In progressing this tradition, my illustrations present personifications of disparate elements of the modern bourgeoisie. This understanding of concepts in terms of their humanisation, relies on the visualisation of figures of speech including ontological metaphor, metonym and synecdoche. The use of figurative art to represent figurative language also allows for the understanding of abstract concepts by referencing them against concrete ones.

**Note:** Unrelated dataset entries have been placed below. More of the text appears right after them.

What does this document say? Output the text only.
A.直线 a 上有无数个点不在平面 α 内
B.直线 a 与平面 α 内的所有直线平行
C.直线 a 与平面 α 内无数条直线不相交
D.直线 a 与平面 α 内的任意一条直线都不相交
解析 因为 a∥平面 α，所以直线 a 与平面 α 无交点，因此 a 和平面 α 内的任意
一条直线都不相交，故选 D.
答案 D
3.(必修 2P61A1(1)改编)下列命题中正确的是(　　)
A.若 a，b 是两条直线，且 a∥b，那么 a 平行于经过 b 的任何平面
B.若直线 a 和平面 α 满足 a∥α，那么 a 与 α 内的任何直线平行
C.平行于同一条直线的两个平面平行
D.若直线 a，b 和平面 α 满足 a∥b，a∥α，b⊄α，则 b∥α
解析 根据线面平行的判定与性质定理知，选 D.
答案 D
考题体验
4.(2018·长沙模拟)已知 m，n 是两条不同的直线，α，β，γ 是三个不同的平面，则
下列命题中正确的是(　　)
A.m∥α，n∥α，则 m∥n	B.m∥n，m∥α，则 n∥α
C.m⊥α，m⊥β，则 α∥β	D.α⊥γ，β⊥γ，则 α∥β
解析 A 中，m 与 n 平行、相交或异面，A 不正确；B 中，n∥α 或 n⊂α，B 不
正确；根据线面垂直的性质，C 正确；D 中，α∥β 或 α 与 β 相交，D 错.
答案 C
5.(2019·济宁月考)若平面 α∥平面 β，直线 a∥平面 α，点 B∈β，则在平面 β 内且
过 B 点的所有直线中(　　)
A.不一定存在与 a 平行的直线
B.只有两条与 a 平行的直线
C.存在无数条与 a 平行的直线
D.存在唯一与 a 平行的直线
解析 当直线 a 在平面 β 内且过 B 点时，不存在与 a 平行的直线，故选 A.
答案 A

The visual narrative of Hogarth's 'A Rakes Progress', the framework for my series, works as a conversational metaphor since it's construct shares the same natural dimensions of linear sequencing, participation and cause and effect. The underlying conceptual metaphor of the 'seven deadly sins' from early religious allegory also runs through my series, whilst the situations my characters are enacting relate to recent news and events.
Central to my studies has been the declining role of the British pub within society and its position within our psychogeography. Drawing as much from high art as low life, each image is linked with a British pub name, the origins of which relate to the visual. Through the use of the Situationist tactic of Détournement, I've deconstructed pub signs taken for granted as part of our urban environment and reconstructed them with a politicised agenda. The series serves as a demonstration that pub closures are symptomatic of an increasingly fractured society, where MySpace has replaced 'our place'.